Splendour
Golden Age of North German Organ Music
Organ Music & Vocal Works by Buxtehude, Hassler, Praetorius & Scheidemann
Kei Koito, Il Canto di Orfeo
Deutsche Harmonia Mundi, 88985437672. 73’15
This CD features a comprehensive survey of the important 17th -century North German School of organist composers, broadly covering the generations of composers between the Hamburg Sweelinck pupils and Buxtehude. The latter’s predecessor in Lübeck, Franz Tunder, opens the programme with his ebulient Praeludium in g. The programme then broadly follows the format of a organ chorale prelude followed by the relevent chorale, sung by the Italian choir Il Canto di Orfeo, directed by Gianluca Capuano. The organ used is the well-known 1624 Hans Scherer instrument in the Stephanskirche, Tangermünde, Germany, a splendid example of the early 17th-century North German organ building tradition. It’s impressive range of colours and textures are explored to the full in Kei Koito’s choice of registrations.

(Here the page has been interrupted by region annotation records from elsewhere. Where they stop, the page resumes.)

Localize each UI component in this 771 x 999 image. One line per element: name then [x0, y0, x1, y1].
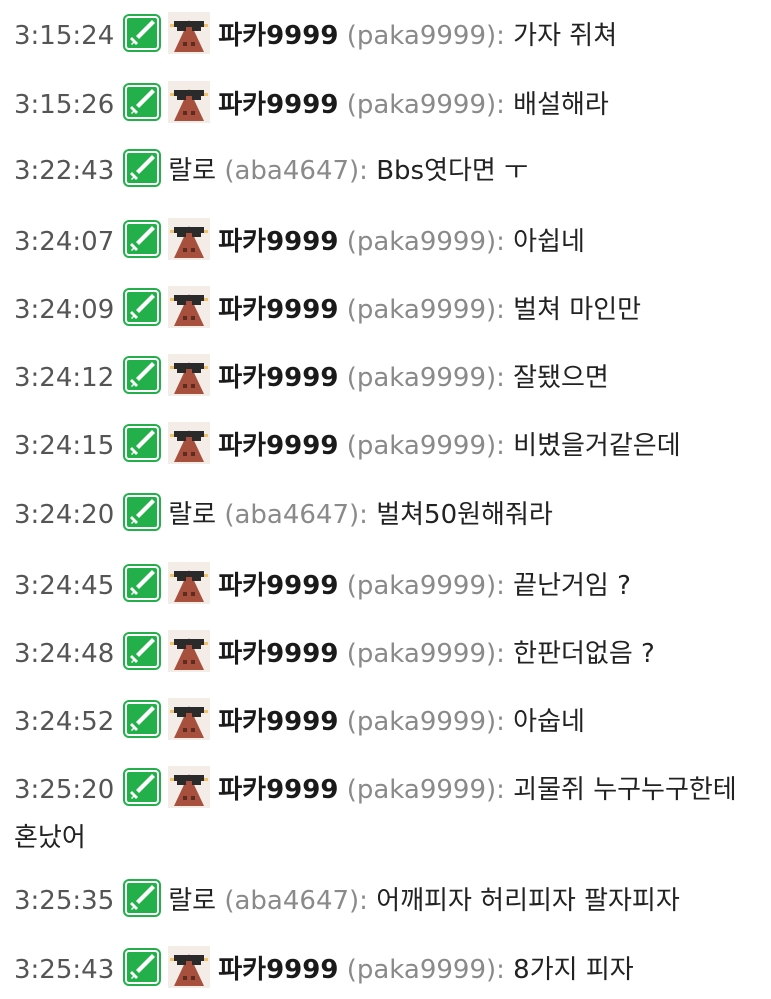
- message-text: 가자 쥐쳐: [513, 21, 618, 51]
- message-text: 배설해라: [513, 90, 609, 120]
- pixel-mask-avatar-icon: [168, 286, 211, 328]
- chat-message: 3:24:52 파카9999 (paka9999): 아숩네: [14, 698, 754, 740]
- pixel-mask-avatar-icon: [168, 946, 211, 988]
- message-text: 끝난거임 ?: [513, 571, 631, 601]
- chat-message: 3:24:48 파카9999 (paka9999): 한판더없음 ?: [14, 630, 754, 672]
- user-nickname[interactable]: 파카9999: [218, 955, 338, 985]
- message-text: 어깨피자 허리피자 팔자피자: [376, 886, 680, 916]
- message-timestamp: 3:24:15: [14, 431, 115, 461]
- chat-message: 3:24:09 파카9999 (paka9999): 벌쳐 마인만: [14, 286, 754, 328]
- sword-badge-icon: [122, 355, 162, 395]
- user-id[interactable]: (aba4647):: [224, 500, 368, 530]
- user-nickname[interactable]: 파카9999: [218, 90, 338, 120]
- sword-badge-icon: [122, 492, 162, 532]
- user-nickname[interactable]: 랄로: [168, 156, 216, 186]
- user-id[interactable]: (paka9999):: [347, 227, 505, 257]
- message-timestamp: 3:24:52: [14, 707, 115, 737]
- user-id[interactable]: (paka9999):: [347, 775, 505, 805]
- chat-message: 3:24:15 파카9999 (paka9999): 비볐을거같은데: [14, 422, 754, 464]
- sword-badge-icon: [122, 947, 162, 987]
- user-id[interactable]: (aba4647):: [224, 886, 368, 916]
- user-nickname[interactable]: 파카9999: [218, 363, 338, 393]
- pixel-mask-avatar-icon: [168, 218, 211, 260]
- user-id[interactable]: (paka9999):: [347, 571, 505, 601]
- message-timestamp: 3:15:26: [14, 90, 115, 120]
- user-nickname[interactable]: 랄로: [168, 500, 216, 530]
- pixel-mask-avatar-icon: [168, 766, 211, 808]
- pixel-mask-avatar-icon: [168, 698, 211, 740]
- sword-badge-icon: [122, 878, 162, 918]
- user-nickname[interactable]: 랄로: [168, 886, 216, 916]
- chat-message: 3:25:35 랄로 (aba4647): 어깨피자 허리피자 팔자피자: [14, 878, 754, 918]
- message-timestamp: 3:24:09: [14, 295, 115, 325]
- message-timestamp: 3:25:43: [14, 955, 115, 985]
- chat-message: 3:15:26 파카9999 (paka9999): 배설해라: [14, 81, 754, 123]
- pixel-mask-avatar-icon: [168, 630, 211, 672]
- sword-badge-icon: [122, 563, 162, 603]
- pixel-mask-avatar-icon: [168, 422, 211, 464]
- chat-message: 3:25:20 파카9999 (paka9999): 괴물쥐 누구누구한테 혼났어: [14, 766, 754, 862]
- user-nickname[interactable]: 파카9999: [218, 295, 338, 325]
- user-id[interactable]: (paka9999):: [347, 707, 505, 737]
- user-nickname[interactable]: 파카9999: [218, 775, 338, 805]
- user-nickname[interactable]: 파카9999: [218, 571, 338, 601]
- user-id[interactable]: (paka9999):: [347, 295, 505, 325]
- message-timestamp: 3:24:45: [14, 571, 115, 601]
- chat-message: 3:24:20 랄로 (aba4647): 벌쳐50원해줘라: [14, 492, 754, 532]
- user-id[interactable]: (paka9999):: [347, 363, 505, 393]
- chat-message: 3:24:07 파카9999 (paka9999): 아쉽네: [14, 218, 754, 260]
- message-timestamp: 3:22:43: [14, 156, 115, 186]
- chat-log: 3:15:24 파카9999 (paka9999): 가자 쥐쳐 3:15:26 파카…: [0, 0, 771, 999]
- sword-badge-icon: [122, 82, 162, 122]
- user-nickname[interactable]: 파카9999: [218, 707, 338, 737]
- sword-badge-icon: [122, 287, 162, 327]
- user-nickname[interactable]: 파카9999: [218, 431, 338, 461]
- user-id[interactable]: (paka9999):: [347, 431, 505, 461]
- message-timestamp: 3:25:20: [14, 775, 115, 805]
- user-id[interactable]: (paka9999):: [347, 639, 505, 669]
- chat-message: 3:15:24 파카9999 (paka9999): 가자 쥐쳐: [14, 12, 754, 54]
- user-id[interactable]: (paka9999):: [347, 21, 505, 51]
- sword-badge-icon: [122, 767, 162, 807]
- pixel-mask-avatar-icon: [168, 12, 211, 54]
- user-nickname[interactable]: 파카9999: [218, 21, 338, 51]
- message-timestamp: 3:24:12: [14, 363, 115, 393]
- message-timestamp: 3:15:24: [14, 21, 115, 51]
- chat-message: 3:25:43 파카9999 (paka9999): 8가지 피자: [14, 946, 754, 988]
- chat-message: 3:22:43 랄로 (aba4647): Bbs엿다면 ㅜ: [14, 148, 754, 188]
- chat-message: 3:24:45 파카9999 (paka9999): 끝난거임 ?: [14, 562, 754, 604]
- message-text: 벌쳐50원해줘라: [376, 500, 553, 530]
- message-timestamp: 3:24:48: [14, 639, 115, 669]
- message-text: 비볐을거같은데: [513, 431, 681, 461]
- message-text: 아숩네: [513, 707, 585, 737]
- user-id[interactable]: (aba4647):: [224, 156, 368, 186]
- user-nickname[interactable]: 파카9999: [218, 227, 338, 257]
- user-nickname[interactable]: 파카9999: [218, 639, 338, 669]
- sword-badge-icon: [122, 219, 162, 259]
- sword-badge-icon: [122, 148, 162, 188]
- sword-badge-icon: [122, 423, 162, 463]
- message-text: 아쉽네: [513, 227, 585, 257]
- chat-message: 3:24:12 파카9999 (paka9999): 잘됐으면: [14, 354, 754, 396]
- sword-badge-icon: [122, 13, 162, 53]
- sword-badge-icon: [122, 631, 162, 671]
- message-text: 잘됐으면: [513, 363, 609, 393]
- message-text: 벌쳐 마인만: [513, 295, 642, 325]
- message-text: Bbs엿다면 ㅜ: [376, 156, 529, 186]
- message-timestamp: 3:25:35: [14, 886, 115, 916]
- message-timestamp: 3:24:07: [14, 227, 115, 257]
- user-id[interactable]: (paka9999):: [347, 955, 505, 985]
- pixel-mask-avatar-icon: [168, 354, 211, 396]
- message-text: 8가지 피자: [513, 955, 634, 985]
- user-id[interactable]: (paka9999):: [347, 90, 505, 120]
- pixel-mask-avatar-icon: [168, 81, 211, 123]
- pixel-mask-avatar-icon: [168, 562, 211, 604]
- message-text: 한판더없음 ?: [513, 639, 655, 669]
- sword-badge-icon: [122, 699, 162, 739]
- message-timestamp: 3:24:20: [14, 500, 115, 530]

It is particularly interesting to hear a couple of pieces by Hieronymus Praetorius, father of two of the Sweelinck pupils, also represented on this disc. Hieronymus Praetorius challenges the myth the Sweelinck was solely responsible for influenced the North German organ composers of the 17th-century, as he represents an existing and well-established musical tradition.
One interesting example of the craft of the North German organist is Scheidemann’s organ intabulation of Hassler’s Alleluja, laudem dicite Deo nostro, followed by the sung motet. The practice of intabulating motets goes back to the previous century or before. In Hamburg the main city churches had their own organists, but the city choir circulated round. When the choir was not there, the organist was expected to play the motet for the day, a practice the produced some wonderful pieces, of which Scheidemann’s surviving examples are amongst the most important. His following Fantasia in d (WV 83) with its little rising chromatic motif, demonstrated the meantone temperament of the organ as well as the sparkling sounds of the organ.
Many of the chorale-based organ pieces are short extracts from longer pieces so, although the spread of composers is impressively wide, it doesn’t really reflect the performing style of the time. A hymn with several sung verses, would often have a number of interspersed organ verses reflecting and musically commentating on the text of the hymn. Some of these individual verses can be as long as 15 minutes or more.
The detailed CD liner notes need the reinforcement of information found on the performer’s website. This includes registrations for the individual pieces. The CD booklet gives no information about the Italian choir Il Canto di Orfeo, although you can find a link in the website. Their contribution was recorded several months later in Milan, but they have succesfully adopted the high organ pitch of a’=486Hz and the meantone tuning. Their singing is generally very effective, although the few chanted verses seem a little hesitant. As an Italian choir specialising in Italian early music, it is no surprise that their vocal style is very different from that of North Germany, then and now.
Kei Koito’s playing is imaginative, inventive, and individual. She has an occasionally rather mannered approach to timing and articulation, and adds several added flourishes and twiddles which I am not entirely convinced would have formed part of the technique of the composers. Recording organs is not easy, and I am not sure if the right balance between detail and surrounding acoustic has been achieved here. The organ sounds a little distant and lost in the rather bloomy acoustic of the large building. It may have been recorded from where a listener would hear it, but our ears have a way of adjusting clarity in a live situation which doesn’t really transfer into recorded sound.